Jak mówi Jan Tomasz Adamus, od początku istnienia festiwalu jego dyrektor artystyczny, przyznaje, ze jest mu przykro, że tak się sprawy potoczyły, ale przyznaje, że fundacja nie miała wystarczających zdolności organizacyjnych do udźwignięcia festiwalu, a problemy z rozliczeniami były od początku. Nie chce jednak nikogo oceniać i cieszy się, ze miasto zgodziło się na przekazanie organizacji wydarzenia Świdnickiemu Ośrodkowi Kultury. – Festiwal zawsze był efektem współpracy wielu podmiotów. Chciałbym, żeby po latach doczekał się stabilności – dodaje dyrektor Adamus i zapewnia, że dla niego festiwal jest niezwykle ważny i cenny. Ze względu na mniejszy budżet, plany koncertowe na ten rok zostały okrojone.
Ministerstwo Kultury i Dziedzictwa Narodowego tak uzasadnia niewypłacenie tegorocznej dotacji:
W 2013 r. Minister Kultury i Dziedzictwa Narodowego w ramach programu: Wydarzenia artystyczne, priorytet: Muzyka przyznał Fundacji im. Jana Sebastiana Bacha na organizację Międzynarodowego Festiwalu Bachowskiego Świdnica w latach 2013-2015 dotację w łącznej wysokości 500.000 zł (2013 r. – 140.000 zł, 2014 r. – 170.000 zł, 2015 r. – 190.000 zł). Fundacja nie wydatkowała w całości dotacji przyznanej na realizację Festiwalu w 2014 r, nie wywiązała się z warunków umowy i nie zwróciła niewykorzystanej dotacji w wysokości 45.039,99 zł. W związku z tym wszczęto postępowanie administracyjne, które zakończyło się wydaniem decyzji określającej kwotę dotacji do zwrotu wraz z odsetkami w wysokości określonej jak dla zaległości podatkowych liczonymi od dnia przekazania dotacji, tj. 31.07.2014 r. Do dziś Fundacja nie zwróciła ww. środków na konto MKiDN.

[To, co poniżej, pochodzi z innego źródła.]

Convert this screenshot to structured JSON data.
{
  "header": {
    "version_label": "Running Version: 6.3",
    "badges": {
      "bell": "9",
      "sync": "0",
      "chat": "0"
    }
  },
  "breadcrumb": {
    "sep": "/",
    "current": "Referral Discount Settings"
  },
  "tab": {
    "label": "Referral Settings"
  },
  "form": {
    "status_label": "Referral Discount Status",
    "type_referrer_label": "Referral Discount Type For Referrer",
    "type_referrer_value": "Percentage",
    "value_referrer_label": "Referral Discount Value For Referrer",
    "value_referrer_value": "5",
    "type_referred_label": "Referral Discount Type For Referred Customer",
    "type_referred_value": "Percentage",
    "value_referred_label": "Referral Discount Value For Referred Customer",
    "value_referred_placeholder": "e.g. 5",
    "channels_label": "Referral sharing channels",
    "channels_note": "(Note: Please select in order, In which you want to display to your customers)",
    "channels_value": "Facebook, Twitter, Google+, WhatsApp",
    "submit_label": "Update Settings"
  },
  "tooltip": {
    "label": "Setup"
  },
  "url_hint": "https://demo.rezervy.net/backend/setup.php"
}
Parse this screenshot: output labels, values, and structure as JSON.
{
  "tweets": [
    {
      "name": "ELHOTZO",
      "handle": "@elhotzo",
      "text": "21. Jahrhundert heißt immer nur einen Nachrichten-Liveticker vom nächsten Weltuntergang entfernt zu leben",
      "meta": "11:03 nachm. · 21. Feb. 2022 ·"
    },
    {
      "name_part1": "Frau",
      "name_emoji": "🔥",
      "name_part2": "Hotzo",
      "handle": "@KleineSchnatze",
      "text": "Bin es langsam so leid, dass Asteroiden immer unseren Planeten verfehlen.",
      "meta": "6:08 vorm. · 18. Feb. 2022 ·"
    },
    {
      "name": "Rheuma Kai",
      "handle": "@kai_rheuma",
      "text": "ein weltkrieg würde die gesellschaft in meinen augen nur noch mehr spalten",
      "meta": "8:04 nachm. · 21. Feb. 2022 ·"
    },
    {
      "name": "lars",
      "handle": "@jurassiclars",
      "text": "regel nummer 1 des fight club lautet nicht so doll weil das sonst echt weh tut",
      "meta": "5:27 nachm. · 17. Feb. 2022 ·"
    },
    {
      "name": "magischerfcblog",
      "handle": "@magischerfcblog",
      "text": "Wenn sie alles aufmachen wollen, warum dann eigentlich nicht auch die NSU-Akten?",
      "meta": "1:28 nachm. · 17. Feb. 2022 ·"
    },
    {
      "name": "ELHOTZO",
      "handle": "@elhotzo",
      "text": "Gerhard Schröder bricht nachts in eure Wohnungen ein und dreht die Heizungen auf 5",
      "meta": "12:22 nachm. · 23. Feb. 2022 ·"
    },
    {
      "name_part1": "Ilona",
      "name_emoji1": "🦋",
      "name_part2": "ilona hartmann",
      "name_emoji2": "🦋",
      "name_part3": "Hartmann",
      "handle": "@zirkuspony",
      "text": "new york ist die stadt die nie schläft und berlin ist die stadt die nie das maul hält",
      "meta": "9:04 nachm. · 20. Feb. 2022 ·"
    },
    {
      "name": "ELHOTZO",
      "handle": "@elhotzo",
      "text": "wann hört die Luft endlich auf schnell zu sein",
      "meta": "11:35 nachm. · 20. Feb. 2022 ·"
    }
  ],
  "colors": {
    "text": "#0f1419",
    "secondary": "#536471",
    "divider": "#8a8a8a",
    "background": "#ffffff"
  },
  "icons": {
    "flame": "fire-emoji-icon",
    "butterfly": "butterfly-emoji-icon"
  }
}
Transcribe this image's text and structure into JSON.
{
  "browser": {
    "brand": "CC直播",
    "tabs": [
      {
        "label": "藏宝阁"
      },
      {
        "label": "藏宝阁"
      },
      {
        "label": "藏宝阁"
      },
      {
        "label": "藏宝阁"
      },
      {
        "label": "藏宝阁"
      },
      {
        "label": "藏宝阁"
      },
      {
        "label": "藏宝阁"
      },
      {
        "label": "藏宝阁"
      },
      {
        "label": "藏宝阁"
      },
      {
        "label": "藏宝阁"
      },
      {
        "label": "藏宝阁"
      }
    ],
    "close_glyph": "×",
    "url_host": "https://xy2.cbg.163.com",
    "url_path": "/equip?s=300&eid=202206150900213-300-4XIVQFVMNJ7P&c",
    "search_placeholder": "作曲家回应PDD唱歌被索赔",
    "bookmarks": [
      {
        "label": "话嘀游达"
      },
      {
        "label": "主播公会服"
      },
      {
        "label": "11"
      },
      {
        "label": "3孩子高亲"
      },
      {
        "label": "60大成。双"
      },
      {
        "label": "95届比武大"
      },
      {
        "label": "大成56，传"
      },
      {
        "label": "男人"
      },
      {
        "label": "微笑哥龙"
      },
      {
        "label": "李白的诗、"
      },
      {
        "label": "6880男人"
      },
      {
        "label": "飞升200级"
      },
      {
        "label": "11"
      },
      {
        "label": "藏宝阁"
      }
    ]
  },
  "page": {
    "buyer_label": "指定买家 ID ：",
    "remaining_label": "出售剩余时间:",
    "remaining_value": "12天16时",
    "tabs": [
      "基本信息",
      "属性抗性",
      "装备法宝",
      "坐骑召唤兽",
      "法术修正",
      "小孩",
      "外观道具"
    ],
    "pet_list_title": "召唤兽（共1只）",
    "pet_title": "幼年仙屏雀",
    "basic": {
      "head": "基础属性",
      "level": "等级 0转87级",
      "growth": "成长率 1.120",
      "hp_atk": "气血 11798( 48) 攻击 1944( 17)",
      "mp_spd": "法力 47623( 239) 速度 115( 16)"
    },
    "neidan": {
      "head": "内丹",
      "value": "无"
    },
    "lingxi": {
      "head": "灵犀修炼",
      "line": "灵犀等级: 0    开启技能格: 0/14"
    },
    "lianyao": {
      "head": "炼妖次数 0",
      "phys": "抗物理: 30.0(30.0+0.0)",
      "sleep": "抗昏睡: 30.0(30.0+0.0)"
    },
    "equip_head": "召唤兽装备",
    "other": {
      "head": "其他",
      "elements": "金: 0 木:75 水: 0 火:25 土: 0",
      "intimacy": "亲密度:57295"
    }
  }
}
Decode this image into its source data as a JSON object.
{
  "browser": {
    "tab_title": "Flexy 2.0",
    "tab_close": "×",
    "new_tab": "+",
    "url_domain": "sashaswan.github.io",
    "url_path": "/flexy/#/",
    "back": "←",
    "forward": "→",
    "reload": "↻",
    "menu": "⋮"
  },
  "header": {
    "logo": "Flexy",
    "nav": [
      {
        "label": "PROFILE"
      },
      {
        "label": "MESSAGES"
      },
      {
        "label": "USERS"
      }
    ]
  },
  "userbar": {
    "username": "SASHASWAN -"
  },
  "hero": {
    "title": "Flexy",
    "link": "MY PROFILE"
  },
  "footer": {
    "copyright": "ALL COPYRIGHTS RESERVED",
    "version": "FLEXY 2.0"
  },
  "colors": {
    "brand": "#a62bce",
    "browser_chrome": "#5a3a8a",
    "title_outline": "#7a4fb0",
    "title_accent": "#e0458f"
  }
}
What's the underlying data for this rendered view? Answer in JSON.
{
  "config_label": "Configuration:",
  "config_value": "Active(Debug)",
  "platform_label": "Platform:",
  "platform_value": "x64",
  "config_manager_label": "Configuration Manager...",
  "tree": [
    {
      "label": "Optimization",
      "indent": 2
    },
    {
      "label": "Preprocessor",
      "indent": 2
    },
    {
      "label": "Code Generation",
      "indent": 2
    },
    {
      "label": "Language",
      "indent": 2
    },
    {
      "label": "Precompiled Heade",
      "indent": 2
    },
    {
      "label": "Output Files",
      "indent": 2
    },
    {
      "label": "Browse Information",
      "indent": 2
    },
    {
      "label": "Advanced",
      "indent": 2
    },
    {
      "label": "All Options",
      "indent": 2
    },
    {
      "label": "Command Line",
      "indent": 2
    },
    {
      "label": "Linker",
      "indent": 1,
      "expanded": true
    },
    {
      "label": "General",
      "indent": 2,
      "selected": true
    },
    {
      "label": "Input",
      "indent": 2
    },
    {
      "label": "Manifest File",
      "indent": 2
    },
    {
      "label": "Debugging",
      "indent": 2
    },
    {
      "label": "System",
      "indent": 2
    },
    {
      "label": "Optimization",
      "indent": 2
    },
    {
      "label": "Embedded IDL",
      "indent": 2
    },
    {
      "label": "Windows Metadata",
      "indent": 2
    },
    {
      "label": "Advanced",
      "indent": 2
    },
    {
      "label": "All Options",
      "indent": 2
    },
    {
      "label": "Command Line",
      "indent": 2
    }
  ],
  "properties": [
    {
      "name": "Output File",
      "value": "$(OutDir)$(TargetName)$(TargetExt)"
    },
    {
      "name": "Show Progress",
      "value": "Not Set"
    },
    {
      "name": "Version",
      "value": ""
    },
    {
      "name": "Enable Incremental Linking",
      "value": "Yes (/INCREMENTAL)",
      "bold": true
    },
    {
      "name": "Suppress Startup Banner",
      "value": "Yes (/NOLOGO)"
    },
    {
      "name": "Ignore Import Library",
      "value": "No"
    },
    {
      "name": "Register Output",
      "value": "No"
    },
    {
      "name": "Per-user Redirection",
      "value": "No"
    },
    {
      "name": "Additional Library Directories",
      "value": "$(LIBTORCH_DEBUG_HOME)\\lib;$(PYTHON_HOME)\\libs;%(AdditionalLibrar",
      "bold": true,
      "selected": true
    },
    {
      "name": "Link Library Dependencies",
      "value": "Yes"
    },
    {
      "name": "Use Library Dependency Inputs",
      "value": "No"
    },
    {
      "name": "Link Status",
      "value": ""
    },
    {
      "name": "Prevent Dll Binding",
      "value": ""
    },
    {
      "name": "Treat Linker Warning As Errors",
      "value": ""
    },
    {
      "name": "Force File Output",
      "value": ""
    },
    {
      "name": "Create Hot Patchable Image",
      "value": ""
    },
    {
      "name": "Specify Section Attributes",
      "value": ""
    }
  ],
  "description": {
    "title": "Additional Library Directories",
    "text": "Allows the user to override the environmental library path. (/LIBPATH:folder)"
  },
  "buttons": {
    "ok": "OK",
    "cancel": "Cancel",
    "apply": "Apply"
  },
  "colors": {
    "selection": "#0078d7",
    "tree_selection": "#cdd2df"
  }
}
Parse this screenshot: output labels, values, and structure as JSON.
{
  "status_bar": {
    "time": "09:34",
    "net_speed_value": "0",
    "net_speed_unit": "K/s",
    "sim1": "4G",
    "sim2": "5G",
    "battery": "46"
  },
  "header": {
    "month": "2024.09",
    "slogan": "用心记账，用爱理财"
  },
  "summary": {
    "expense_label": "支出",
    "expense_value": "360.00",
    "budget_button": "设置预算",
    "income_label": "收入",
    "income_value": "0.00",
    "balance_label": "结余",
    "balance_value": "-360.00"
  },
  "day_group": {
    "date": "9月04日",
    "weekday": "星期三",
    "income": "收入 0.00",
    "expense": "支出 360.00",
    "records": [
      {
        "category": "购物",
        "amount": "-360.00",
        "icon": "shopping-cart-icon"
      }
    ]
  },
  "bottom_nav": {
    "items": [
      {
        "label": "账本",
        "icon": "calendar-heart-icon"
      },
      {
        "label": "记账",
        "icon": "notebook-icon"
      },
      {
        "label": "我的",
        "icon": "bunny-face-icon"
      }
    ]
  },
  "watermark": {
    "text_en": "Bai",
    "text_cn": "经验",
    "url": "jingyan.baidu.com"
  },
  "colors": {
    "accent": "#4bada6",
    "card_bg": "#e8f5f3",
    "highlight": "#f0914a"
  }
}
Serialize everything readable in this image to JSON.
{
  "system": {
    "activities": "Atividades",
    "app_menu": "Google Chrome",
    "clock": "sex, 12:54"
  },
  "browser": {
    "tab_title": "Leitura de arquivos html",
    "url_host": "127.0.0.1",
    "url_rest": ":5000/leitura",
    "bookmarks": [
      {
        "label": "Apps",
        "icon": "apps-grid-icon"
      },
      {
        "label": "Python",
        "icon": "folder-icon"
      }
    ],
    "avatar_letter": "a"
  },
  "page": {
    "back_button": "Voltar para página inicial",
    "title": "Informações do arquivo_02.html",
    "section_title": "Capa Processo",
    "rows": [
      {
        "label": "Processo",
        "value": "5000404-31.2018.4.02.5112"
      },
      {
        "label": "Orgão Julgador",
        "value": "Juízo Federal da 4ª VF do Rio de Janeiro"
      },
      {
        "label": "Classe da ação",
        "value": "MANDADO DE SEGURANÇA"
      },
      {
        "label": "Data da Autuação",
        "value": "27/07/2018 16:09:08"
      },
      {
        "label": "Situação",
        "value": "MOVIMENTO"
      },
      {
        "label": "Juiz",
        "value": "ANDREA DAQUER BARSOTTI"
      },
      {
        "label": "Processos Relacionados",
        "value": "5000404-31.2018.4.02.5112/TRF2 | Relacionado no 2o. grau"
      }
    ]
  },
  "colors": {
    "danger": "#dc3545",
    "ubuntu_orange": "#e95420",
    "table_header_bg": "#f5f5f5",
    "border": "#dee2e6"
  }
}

Zgodnie z umową zawartą z Fundacją im. Jana Sebastiana Bacha, przekazanie środków na organizację zadania w 2015 r. uzależnione było od rozliczenia zadania za 2014 r. oraz spełnienia warunków nałożonych m.in. ustawą o finansach publicznych. Dotacja na 2015 r. nie może być zrealizowana z uwagi na fakt, iż Fundacja nie dopełniła ww. wymogu i nie rozliczyła dotacji przekazanej w 2014 r.